OK, so maybe it came at the 11th hour, when the C-word (compromise) was all but inevitable. Still, you have to give U.S. Rep. Rob Bishop a high-five for trying to be practical amid tea party muscle-pumping in the principle-laden budget debate. He not only said he could support House Speaker John Boehner’s ill-fated bill, but realized that protecting the nation’s credit rating is top priority. Sure, he wants a balanced budget and would work for an amendment. But a balanced-budget amendment wouldn’t just materialize overnight. That didn’t seem to matter to Sens. Mike Lee, Orrin Hatch or Rep. Jason Chaffetz, all of whom signed a pledge to “cut, cap and balance” the budget. Now. No matter what the consequences. Not signing the pledge to be brainless could give Bishop some fits in his district, where tea-party activists want to “talk” to him about his stance. As if he weren’t conservative enough.

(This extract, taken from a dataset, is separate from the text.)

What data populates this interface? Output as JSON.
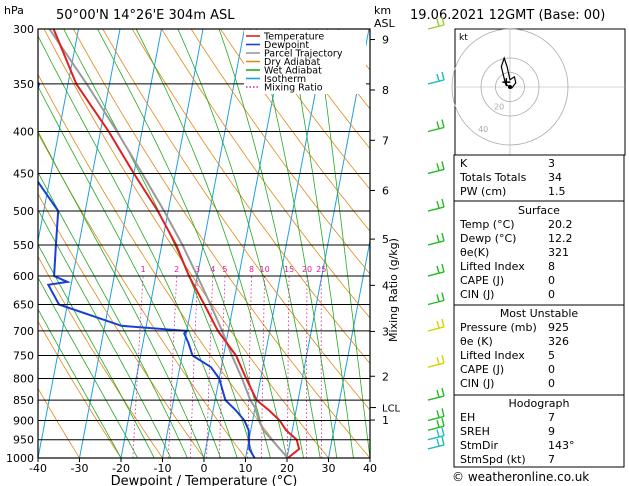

There’s the old saying: If it walks like a duck and quacks like a duck, then it must be a duck. Sen. Howard Stephenson, R-Draper, needs to recognize a duck call when he hears one. Stephenson is one of the powers behind an upcoming legislative study of tuition tax credits, collective bargaining for public employees and collection of union dues from employee paychecks. These are all issues that have been hashed out publicly and in the courts, but never mind. It’s the tuition tax-credit idea that has educators up in arms. Aren’t they just vouchers in disguise? Stephenson says no, even though they would be designed to move students from public to private institutions. The idea is to give businesses a tax break if they donate to private scholarship groups. Hmm. Fewer taxes going to public ed? Follow the quacking duck.
The city of West Jordan is embroiled in a dispute over whether developer Terry Diehl should mow the weeds in his Sycamores development. Maybe this pales in comparison to his former conflicts on the board of Utah Transit Authority and his monetary interest in transit-oriented developments in Draper. But West Jordan says he is responsible until all parts of an agreement have been met. Diehl’s response: Sue the city. The dispute has been ongoing since March 2010. It’s a tough economy, and developers are finding themselves strapped for money. But we can only hope that the city—like so many others—doesn’t change the rules to benefit the developer.